Building assets of Administration and Storefront without a Database
It is common to prebuild assets in professional deployments to deploy the build artifact assets to the production environment. This task is mostly done by a CI job that doesn't have access to the production database. Shopware needs access to the database to look up the installed extensions/load the configured theme variables. To be able to build the assets without a database, we can use static dumped files.
WARNING
This guide requires Shopware 6.4.4.0 or higher
Compiling the Administration without database
By default, Shopware builds the Administration without extensions if there is no database connection. To include the extensions without a database, you will need to use the ComposerPluginLoader
. This determines the used plugins by looking up the installed project dependencies. To get this working, the plugin needs to be required in the system using composer req [package/name]
.
There is a file bin/ci
which uses the ComposerPluginLoader
and can be used instead of bin/console
. Using this, you can dump the plugins for the Administration with the new file without a database using the command bin/ci bundle:dump
. It is recommended to call bin/ci
instead of bin/console
in the bin/*.js
scripts, which can be achieved by setting the environment variable CI=1
.
Compiling the Storefront without database
To compile the Storefront theme, you will need the theme variables from the database. To allow compiling it without a database, it is possible to dump the variables to the private file system of Shopware. This file system interacts with the local folder files
by default, but to compile it, it should be shared such that settings are shared across deployments. This can be achieved, for example, by using a storage adapter like s3. The configuration can be dumped using the command bin/console theme:dump
, or it happens automatically when changing theme settings or assigning a new theme.

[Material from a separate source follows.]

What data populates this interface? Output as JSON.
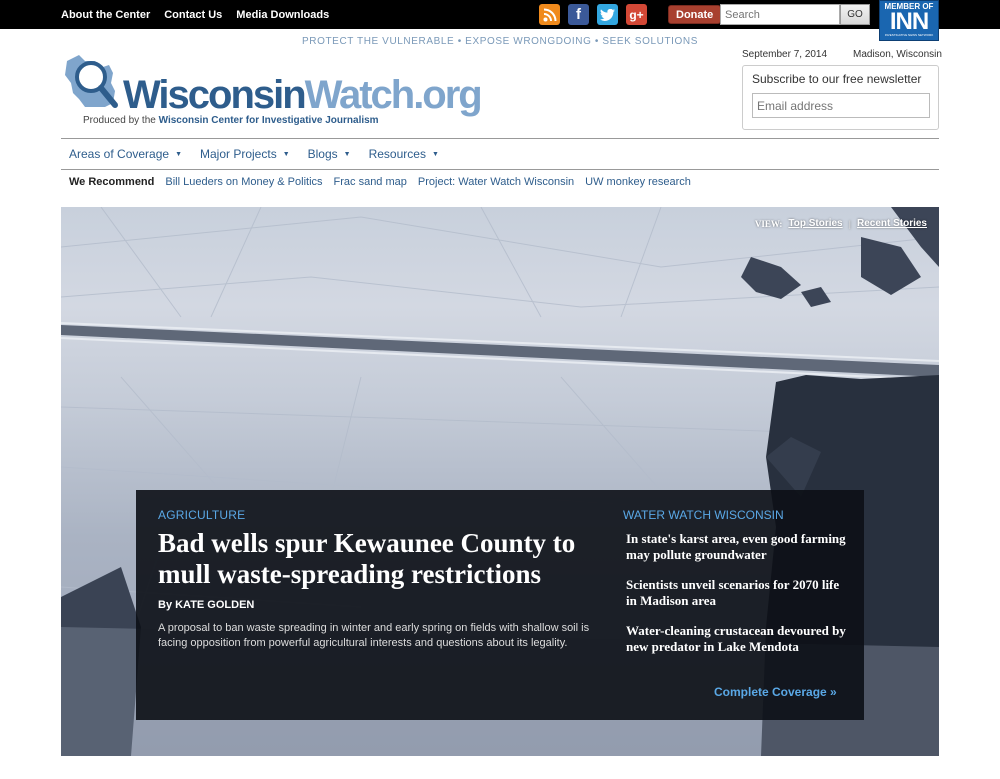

By default, Shopware still tries to load configurations from the database. In the next step, you will need to change the loader to StaticFileConfigLoader
. To change that, you will need to create a new file, config/packages/storefront.yaml
with the following content:
storefront:
theme:
config_loader_id: Shopware\Storefront\Theme\ConfigLoader\StaticFileConfigLoader
available_theme_provider: Shopware\Storefront\Theme\ConfigLoader\StaticFileAvailableThemeProvider
This will force the theme compiler to use the static dumped file instead of looking into the database.
Partially compiling the Storefront
You can also build just the Javascript bundle using CI=1 SHOPWARE_SKIP_THEME_COMPILE=true PUPPETEER_SKIP_CHROMIUM_DOWNLOAD=true bin/build-storefront.sh
(without the need for the above loader) in your CI. After that, run bin/console theme:dump
on your production system when the database is available. This will happen automatically if theme variables are changed via the admin panel.